EB Hymne, a typeface designed by Catalogue Général (Jean-Marie Courant & Marie Proyart) and Jérôme Foubert, is the result of an in-depth investigation into the typographic work of German poet Stefan George (1868–1933). A collective project, EB Hymne offers a contemporary reinterpretation of the poet's typeface, from the first amendments he requested in 1904 to an uchronian projection through the prism of the New Typography of the 1920s.
Starting in 1904 and continuing for nearly a decade, Stefan George had a series of lowercase letters (a, c, f, g, k, s, t, w) modified on the basis of Akzidenz Grotesk in order to remove anything that makes the text bristle. A few capital letters (A, C, E, G, L, M, N, S, T, W), mainly used by the poet at the beginning of lines or to compose titles, were modified in the opposite direction and took on surprisingly more pronounced forms.
Following on from the work done on lowercase letters and the smoothing effect produced on the line of text, EB Hymne extends this to several uppercase letters (A, G, J, M, N, O, Q, W, Y), as they might have been designed by the practitioners of New Typography.

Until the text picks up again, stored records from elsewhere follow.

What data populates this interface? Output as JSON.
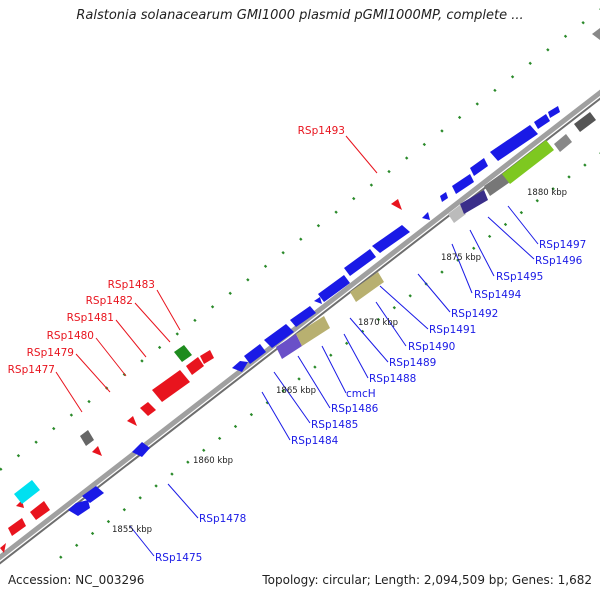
{
  "title": "Ralstonia solanacearum GMI1000 plasmid pGMI1000MP, complete ...",
  "footer": {
    "accession": "Accession: NC_003296",
    "summary": "Topology: circular; Length: 2,094,509 bp; Genes: 1,682"
  },
  "colors": {
    "forward_gene": "#e8141e",
    "reverse_gene": "#1a1ae6",
    "backbone": "#888888",
    "tick": "#2a8a2a"
  },
  "scale_labels": [
    "1855 kbp",
    "1860 kbp",
    "1865 kbp",
    "1870 kbp",
    "1875 kbp",
    "1880 kbp"
  ],
  "gene_labels_forward": [
    "RSp1493",
    "RSp1483",
    "RSp1482",
    "RSp1481",
    "RSp1480",
    "RSp1479",
    "RSp1477"
  ],
  "gene_labels_reverse": [
    "RSp1497",
    "RSp1496",
    "RSp1495",
    "RSp1494",
    "RSp1492",
    "RSp1491",
    "RSp1490",
    "RSp1489",
    "RSp1488",
    "cmcH",
    "RSp1486",
    "RSp1485",
    "RSp1484",
    "RSp1478",
    "RSp1475"
  ]
}
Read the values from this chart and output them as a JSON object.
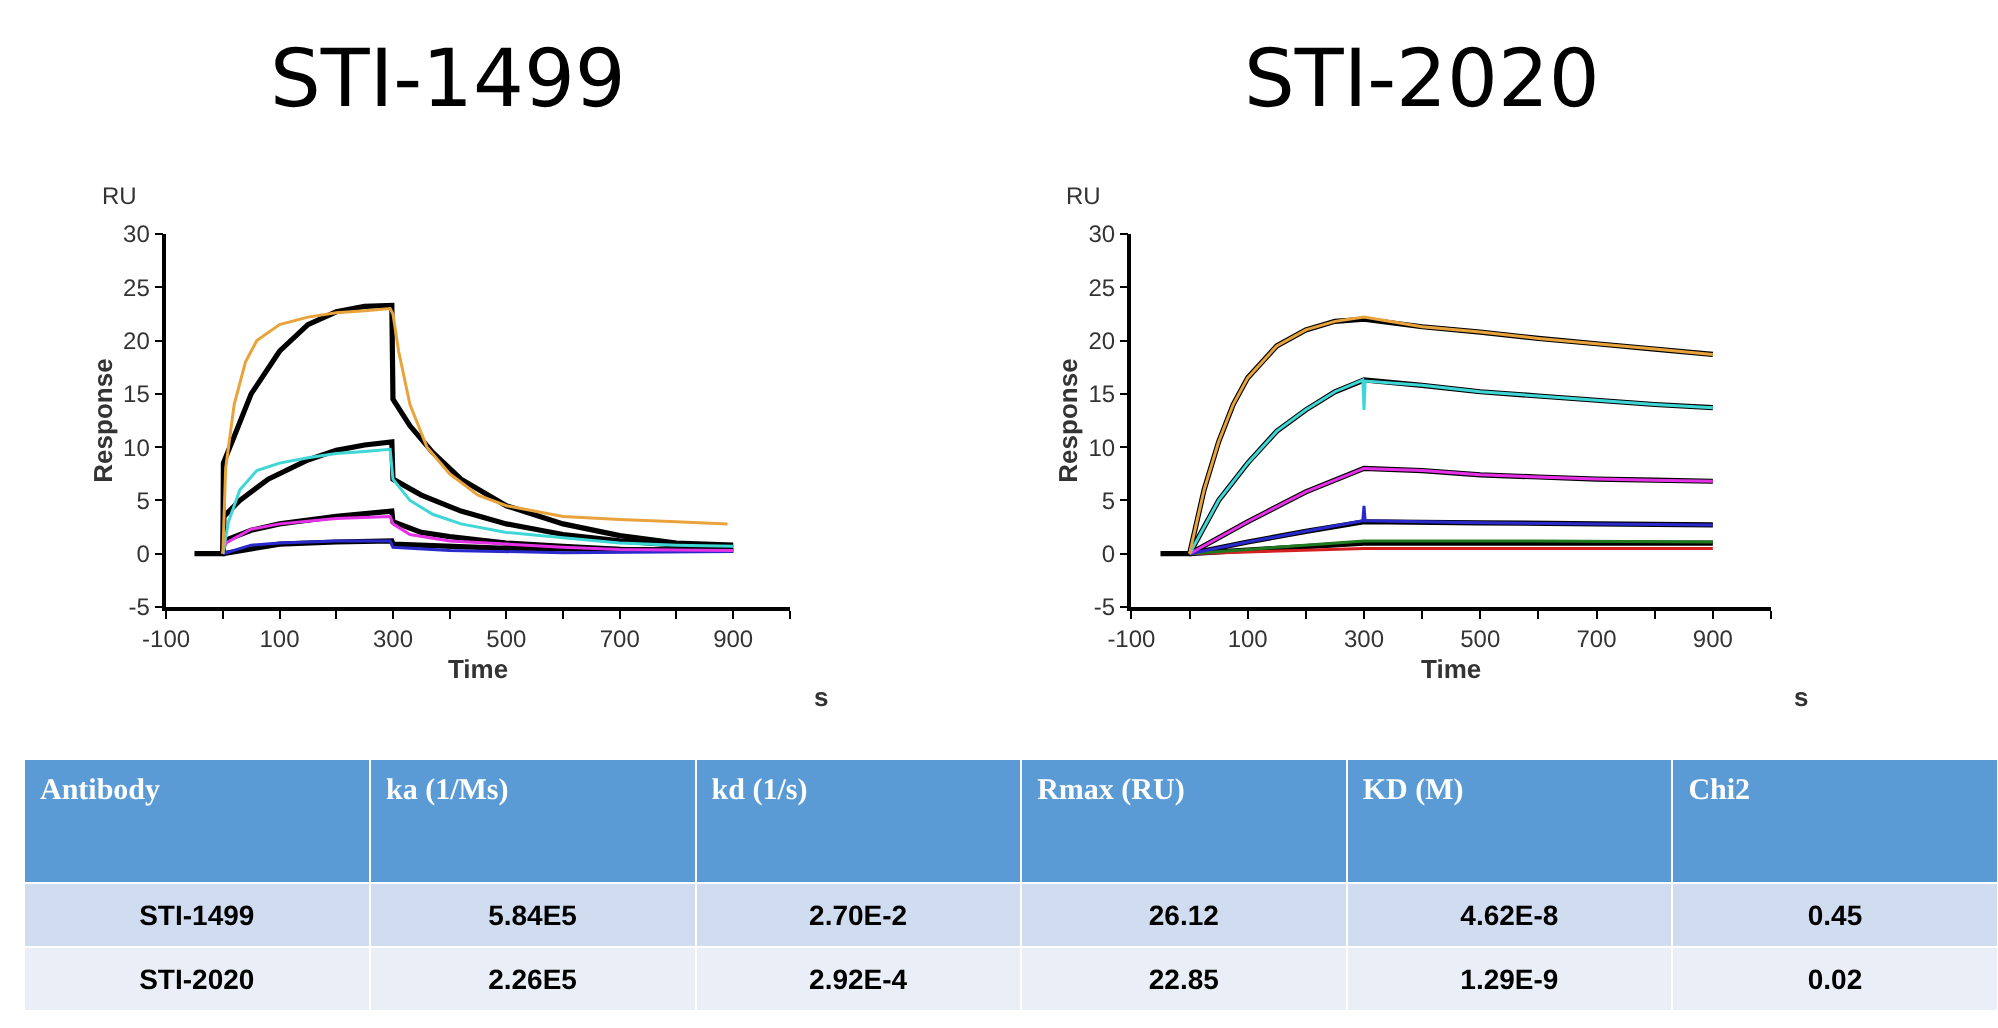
{
  "chart_data": [
    {
      "type": "line",
      "title": "STI-1499",
      "xlabel": "Time",
      "ylabel": "Response",
      "annotations": [
        "RU",
        "s"
      ],
      "xlim": [
        -100,
        1000
      ],
      "ylim": [
        -5,
        30
      ],
      "xticks": [
        -100,
        {
          "value": 0,
          "label": null
        },
        100,
        {
          "value": 200,
          "label": null
        },
        300,
        {
          "value": 400,
          "label": null
        },
        500,
        {
          "value": 600,
          "label": null
        },
        700,
        {
          "value": 800,
          "label": null
        },
        900,
        {
          "value": 1000,
          "label": null
        }
      ],
      "yticks": [
        -5,
        0,
        5,
        10,
        15,
        20,
        25,
        30
      ],
      "series": [
        {
          "color": "#e8a33c",
          "x": [
            0,
            5,
            20,
            40,
            60,
            100,
            150,
            200,
            250,
            295,
            300,
            310,
            330,
            360,
            400,
            450,
            500,
            600,
            700,
            800,
            890
          ],
          "values": [
            0,
            8,
            14,
            18,
            20,
            21.5,
            22.2,
            22.6,
            22.8,
            23,
            22.5,
            19,
            14,
            10,
            7.5,
            5.5,
            4.5,
            3.5,
            3.2,
            3,
            2.8
          ]
        },
        {
          "color": "#3fd6d6",
          "x": [
            0,
            10,
            30,
            60,
            100,
            150,
            200,
            250,
            295,
            300,
            330,
            370,
            420,
            500,
            600,
            700,
            800,
            900
          ],
          "values": [
            0,
            3,
            6,
            7.8,
            8.5,
            9,
            9.4,
            9.6,
            9.8,
            7,
            5,
            3.7,
            2.8,
            2,
            1.5,
            1,
            0.8,
            0.7
          ]
        },
        {
          "color": "#e632e6",
          "x": [
            0,
            5,
            50,
            100,
            200,
            295,
            300,
            330,
            400,
            500,
            600,
            700,
            900
          ],
          "values": [
            0,
            1,
            2.3,
            2.8,
            3.3,
            3.5,
            2.8,
            1.8,
            1.2,
            0.9,
            0.6,
            0.4,
            0.3
          ]
        },
        {
          "color": "#2a2acc",
          "x": [
            0,
            50,
            100,
            200,
            295,
            300,
            400,
            600,
            900
          ],
          "values": [
            0,
            0.8,
            1,
            1.2,
            1.2,
            0.6,
            0.3,
            0.1,
            0.2
          ]
        },
        {
          "color": "#000000",
          "x": [
            -50,
            0,
            1,
            20,
            50,
            100,
            150,
            200,
            250,
            298,
            300,
            330,
            370,
            420,
            500,
            600,
            700,
            800,
            900
          ],
          "values": [
            0,
            0,
            8.5,
            11,
            15,
            19,
            21.5,
            22.7,
            23.2,
            23.3,
            14.5,
            12,
            9.5,
            7,
            4.5,
            2.8,
            1.7,
            1,
            0.8
          ]
        },
        {
          "color": "#000000",
          "x": [
            0,
            2,
            30,
            80,
            150,
            200,
            250,
            298,
            300,
            350,
            420,
            500,
            600,
            700,
            800,
            900
          ],
          "values": [
            0,
            3.5,
            5,
            7,
            8.8,
            9.7,
            10.2,
            10.5,
            7,
            5.5,
            4,
            2.8,
            1.8,
            1.2,
            0.8,
            0.6
          ]
        },
        {
          "color": "#000000",
          "x": [
            0,
            2,
            50,
            100,
            200,
            298,
            300,
            350,
            400,
            500,
            600,
            700,
            900
          ],
          "values": [
            0,
            1.2,
            2.2,
            2.8,
            3.5,
            4,
            3,
            2,
            1.6,
            1,
            0.7,
            0.4,
            0.3
          ]
        },
        {
          "color": "#000000",
          "x": [
            0,
            100,
            200,
            298,
            300,
            500,
            900
          ],
          "values": [
            0,
            0.9,
            1.1,
            1.2,
            0.9,
            0.5,
            0.3
          ]
        }
      ]
    },
    {
      "type": "line",
      "title": "STI-2020",
      "xlabel": "Time",
      "ylabel": "Response",
      "annotations": [
        "RU",
        "s"
      ],
      "xlim": [
        -100,
        1000
      ],
      "ylim": [
        -5,
        30
      ],
      "xticks": [
        -100,
        {
          "value": 0,
          "label": null
        },
        100,
        {
          "value": 200,
          "label": null
        },
        300,
        {
          "value": 400,
          "label": null
        },
        500,
        {
          "value": 600,
          "label": null
        },
        700,
        {
          "value": 800,
          "label": null
        },
        900,
        {
          "value": 1000,
          "label": null
        }
      ],
      "yticks": [
        -5,
        0,
        5,
        10,
        15,
        20,
        25,
        30
      ],
      "series": [
        {
          "color": "#e8a33c",
          "x": [
            0,
            25,
            50,
            75,
            100,
            150,
            200,
            250,
            300,
            400,
            500,
            600,
            700,
            800,
            900
          ],
          "values": [
            0,
            6,
            10.5,
            14,
            16.5,
            19.5,
            21,
            21.8,
            22.2,
            21.3,
            20.8,
            20.2,
            19.7,
            19.2,
            18.7
          ]
        },
        {
          "color": "#3fd6d6",
          "x": [
            0,
            50,
            100,
            150,
            200,
            250,
            298,
            300,
            302,
            400,
            500,
            600,
            700,
            800,
            900
          ],
          "values": [
            0,
            5,
            8.5,
            11.5,
            13.5,
            15.2,
            16.3,
            13.5,
            16.2,
            15.8,
            15.2,
            14.8,
            14.4,
            14,
            13.7
          ]
        },
        {
          "color": "#e632e6",
          "x": [
            0,
            100,
            200,
            300,
            400,
            500,
            600,
            700,
            800,
            900
          ],
          "values": [
            0,
            3,
            5.8,
            8,
            7.8,
            7.4,
            7.2,
            7,
            6.9,
            6.8
          ]
        },
        {
          "color": "#2a2acc",
          "x": [
            0,
            100,
            200,
            298,
            300,
            302,
            500,
            700,
            900
          ],
          "values": [
            0,
            1.1,
            2.1,
            3.1,
            4.5,
            3.1,
            2.9,
            2.8,
            2.7
          ]
        },
        {
          "color": "#1f7a1f",
          "x": [
            0,
            150,
            300,
            600,
            900
          ],
          "values": [
            0,
            0.6,
            1.2,
            1.2,
            1.1
          ]
        },
        {
          "color": "#d62020",
          "x": [
            0,
            300,
            900
          ],
          "values": [
            0,
            0.5,
            0.5
          ]
        },
        {
          "color": "#000000",
          "x": [
            -50,
            0,
            25,
            50,
            75,
            100,
            150,
            200,
            250,
            300,
            400,
            500,
            600,
            700,
            800,
            900
          ],
          "values": [
            0,
            0,
            6,
            10.5,
            14,
            16.5,
            19.5,
            21,
            21.8,
            22,
            21.3,
            20.8,
            20.2,
            19.7,
            19.2,
            18.7
          ]
        },
        {
          "color": "#000000",
          "x": [
            0,
            50,
            100,
            150,
            200,
            250,
            300,
            400,
            500,
            600,
            700,
            800,
            900
          ],
          "values": [
            0,
            5,
            8.5,
            11.5,
            13.5,
            15.2,
            16.3,
            15.8,
            15.2,
            14.8,
            14.4,
            14,
            13.7
          ]
        },
        {
          "color": "#000000",
          "x": [
            0,
            100,
            200,
            300,
            400,
            500,
            600,
            700,
            800,
            900
          ],
          "values": [
            0,
            3,
            5.8,
            8,
            7.8,
            7.4,
            7.2,
            7,
            6.9,
            6.8
          ]
        },
        {
          "color": "#000000",
          "x": [
            0,
            100,
            200,
            300,
            500,
            700,
            900
          ],
          "values": [
            0,
            1.1,
            2.1,
            3,
            2.9,
            2.8,
            2.7
          ]
        },
        {
          "color": "#000000",
          "x": [
            0,
            150,
            300,
            600,
            900
          ],
          "values": [
            0,
            0.5,
            1,
            1,
            1
          ]
        }
      ]
    },
    {
      "type": "other",
      "categories": [
        "Antibody",
        "ka (1/Ms)",
        "kd (1/s)",
        "Rmax (RU)",
        "KD (M)",
        "Chi2"
      ],
      "cell_labels": [
        [
          "STI-1499",
          "5.84E5",
          "2.70E-2",
          "26.12",
          "4.62E-8",
          "0.45"
        ],
        [
          "STI-2020",
          "2.26E5",
          "2.92E-4",
          "22.85",
          "1.29E-9",
          "0.02"
        ]
      ]
    }
  ]
}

EB Hymne can thus appear in three states: the first, a standard lineale font based on a slightly revised Akzidenz Grotesk; the second, the same lineale font recomposed according to Stefan George’s typographic inventions; while the third state continues this reconfiguration taking the logic of the fluidity of the line a little further. The thirteen stylistic sets allow these three versions to be recomposed, or to play with the multiple possibilities offered.
On a basis originally designed for typesetting text from 6 to 12 point, EB Hymne, with its weight and various alternative letters, is equally suited to everyday text use and to compositions in larger point sizes.